You seem to believe that any 404 returned from your server to anyone will impact what Google thinks about your site. This is not true. Only 404s returned by Google crawlers, and perhaps Chrome users, will affect your site. As long as all links on your site are proper links, and you don't invalidate links you have previously exposed to the world, you will not see any impact. The script bots don't talk to Google in any way.

If you are getting attacked in a real way, you will need to sign up for some kind of DoS mitigation provider service. Verisign, Neustar, CloudFlare, and Prolexic are all vendors that have various kinds of plans for various kinds of attacks -- from simple web proxying (which may even be free from some providers,) to DNS based on-demand filtering, to full BGP based point-of-presence swings that sends all of your traffic through "scrubbing" data centers with rules that mitigate attacks.

But, it sounds from what you're saying, that you're just seeing the normal vulnerability scripts that any IP on the Internet will see if it's listening on port 80. You can literally put up a new machine, start an empty Apache, and within a few hours, you'll start seeing those lines in the access log.


This probably isn't actually an attack but a scan or probe.

Depending on the scanner/prober, it might be benign, meaning it is just looking for issues in some type of research capacity or it could have a function to automatically attack if it finds an opening.

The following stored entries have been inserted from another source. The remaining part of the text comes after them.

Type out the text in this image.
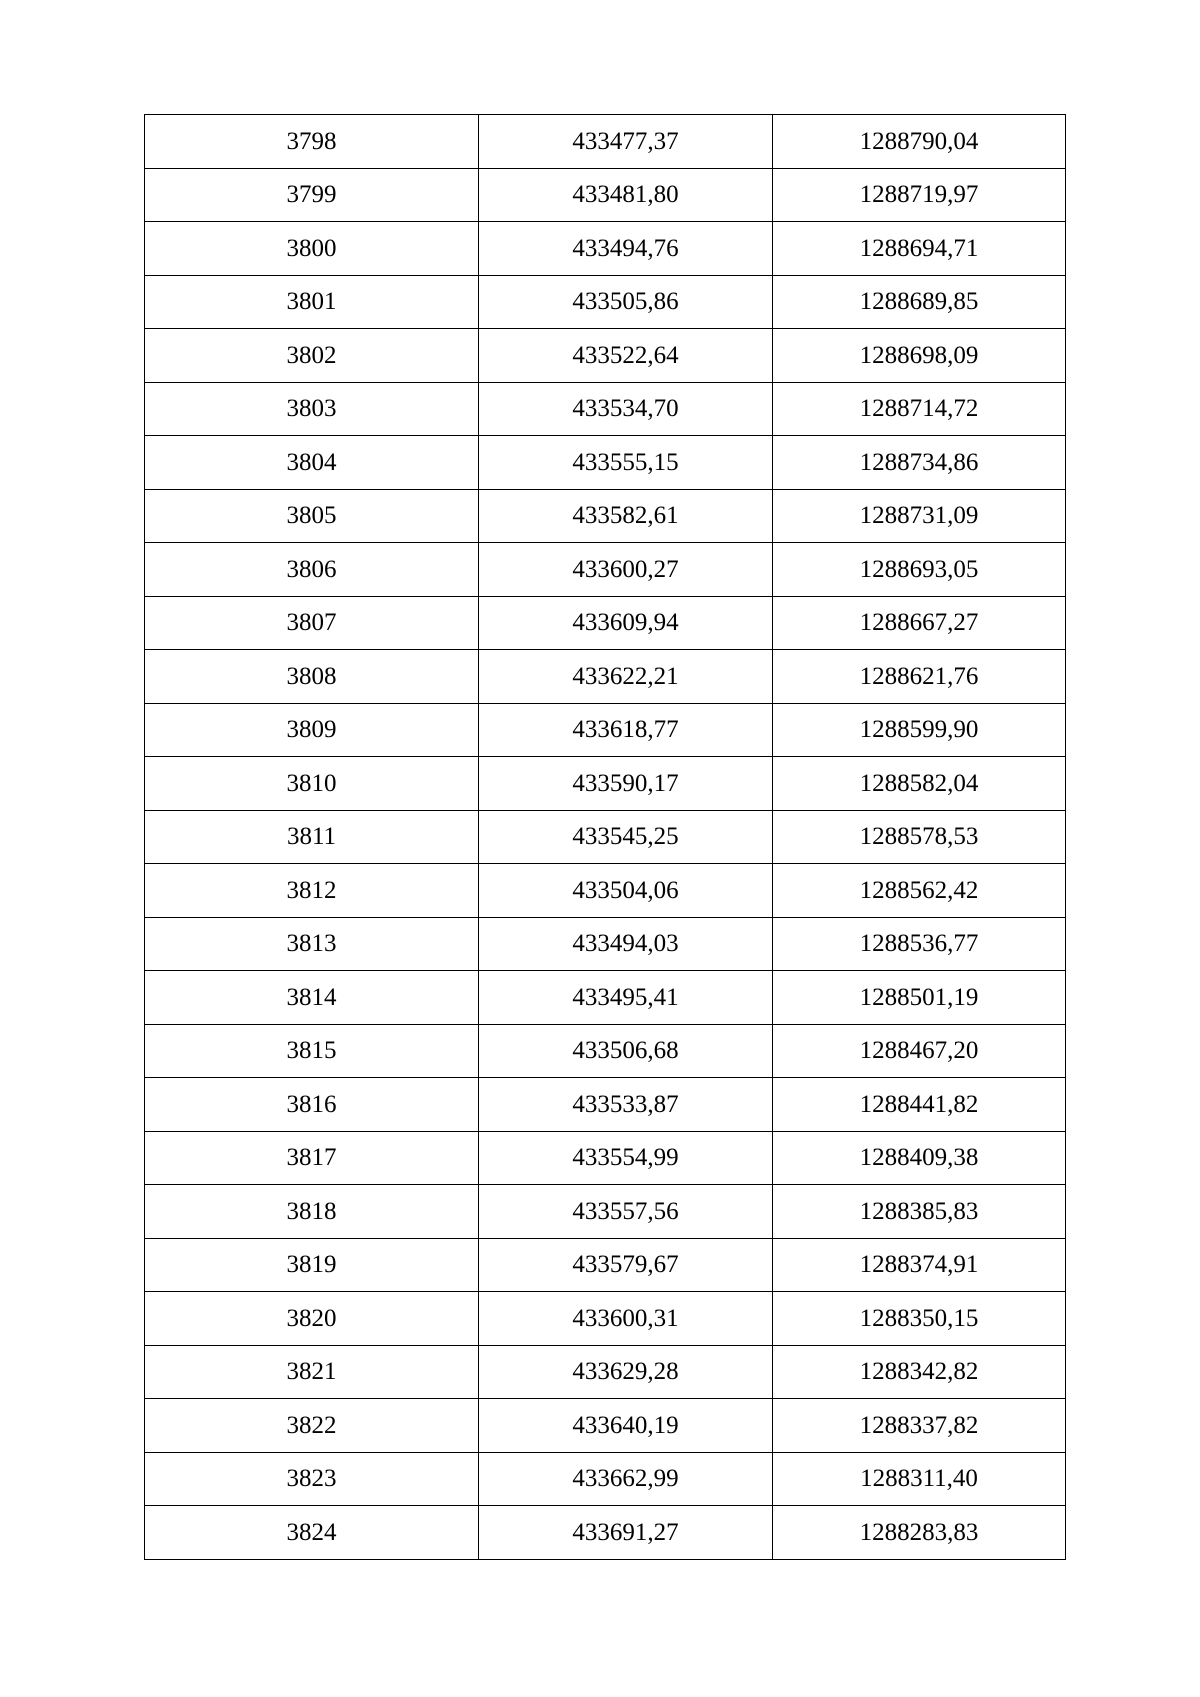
3798	433477,37	1288790,04
3799	433481,80	1288719,97
3800	433494,76	1288694,71
3801	433505,86	1288689,85
3802	433522,64	1288698,09
3803	433534,70	1288714,72
3804	433555,15	1288734,86
3805	433582,61	1288731,09
3806	433600,27	1288693,05
3807	433609,94	1288667,27
3808	433622,21	1288621,76
3809	433618,77	1288599,90
3810	433590,17	1288582,04
3811	433545,25	1288578,53
3812	433504,06	1288562,42
3813	433494,03	1288536,77
3814	433495,41	1288501,19
3815	433506,68	1288467,20
3816	433533,87	1288441,82
3817	433554,99	1288409,38
3818	433557,56	1288385,83
3819	433579,67	1288374,91
3820	433600,31	1288350,15
3821	433629,28	1288342,82
3822	433640,19	1288337,82
3823	433662,99	1288311,40
3824	433691,27	1288283,83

Web browsers put valid referrer information but other programs can just make up whatever referrer they like.

The referrer is simply a piece of information that is optionally provided by programs accessing your web site. It can be anything they choose to set it to such as totally.me or random.yu. It can even be a real web site that they just selected.

You can't really fix this or prevent it. If you tried to block every request of this type, you end up having to maintain a very large list and it isn't worth it.

As long as your host keeps up with patches and preventing vulnerabilities, this should not cause you any actual problems.